I was a child of the cold war. I loved science, science fiction and I studied atom bombs with a gleeful avidity that embarrasses me as I look back on it. Our nearest city was Tulsa, which would probably have been a target, but we were forty miles away and no one took the Russian threat seriously except me; and I wasn’t scared, just fascinated.
Eventually my high school spent an hour on Civil Defense training. I was a sophomore, but they gave it to me to present. That kind of thing could happen fifty years ago in a small school when none of the teachers knew anything about a subject and didn’t want to learn, but just wanted to check off an obligation to the state bureaucracy.
It was my first experience with a captive audience. I can still see the looks of massive boredom as I explained what we could expect if Tulsa got hit.
In literature, this period saw the beginning of a subgenera that might be called what terrible tragedy will technology visit upon us next? Next. Not someday, but tomorrow. This immediacy drove some of these novels into best seller status, and fed Hollywood with movie plots.
Fail-Safe detailed an inadvertently launched airstrike by the US against Russia. It’s ending was chilling, but unbelievable. On the Beach was all too believable, a slow downsliding as nuclear survivors in the far southern hemisphere succumb one by one to fallout. In its final pages, the elegiac tone resembles the empty Earth after all the transformed children have gone in Clarke’s Childhood’s End.
Believability was not an issue in Level Seven. Told in academic prose, the story of a group of scientists sent to the deepest level of the most advanced fallout shelter unfolds with the unemotional certainty of an equation as these men of science carry on their lives deep underground while all life on the surface has been destroyed.

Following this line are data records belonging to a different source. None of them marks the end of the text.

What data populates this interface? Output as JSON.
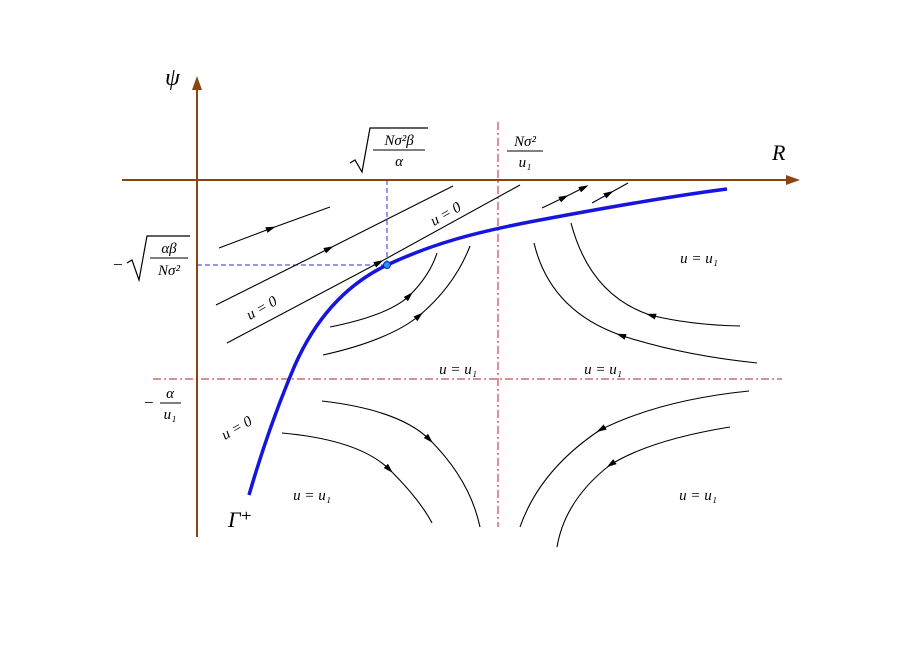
{
  "axes": {
    "vertical": "ψ",
    "horizontal": "R"
  },
  "r_star_label": {
    "numerator": "Nσ²β",
    "denominator": "α"
  },
  "r_asymptote_label": {
    "numerator": "Nσ²",
    "denominator": "u₁"
  },
  "psi_star_label": {
    "sign": "−",
    "numerator": "αβ",
    "denominator": "Nσ²"
  },
  "psi_asymptote_label": {
    "sign": "−",
    "numerator": "α",
    "denominator": "u₁"
  },
  "region_labels": [
    "u = 0",
    "u = 0",
    "u = 0",
    "u = u₁",
    "u = u₁",
    "u = u₁",
    "u = u₁",
    "u = u₁"
  ],
  "curve_label": "Γ⁺"
}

I had read these books and understood their messages, but I was a teenager. I wanted light and life and excitement, interesting technical exposition, and a hopeful ending. That’s what Philip Wylie provided.
Wylie’s novel Tomorrow is the book I liked best. Most of what I gave to my long-suffering fellow students at that high school event came from it. There were bombs, there was massive destruction, but there was also survival. Wylie’s Tomorrow ended with hope.
A real nuclear strike would not have been so benign. Looking back over fifty years, I still can’t believe any of us got out of the twentieth century alive.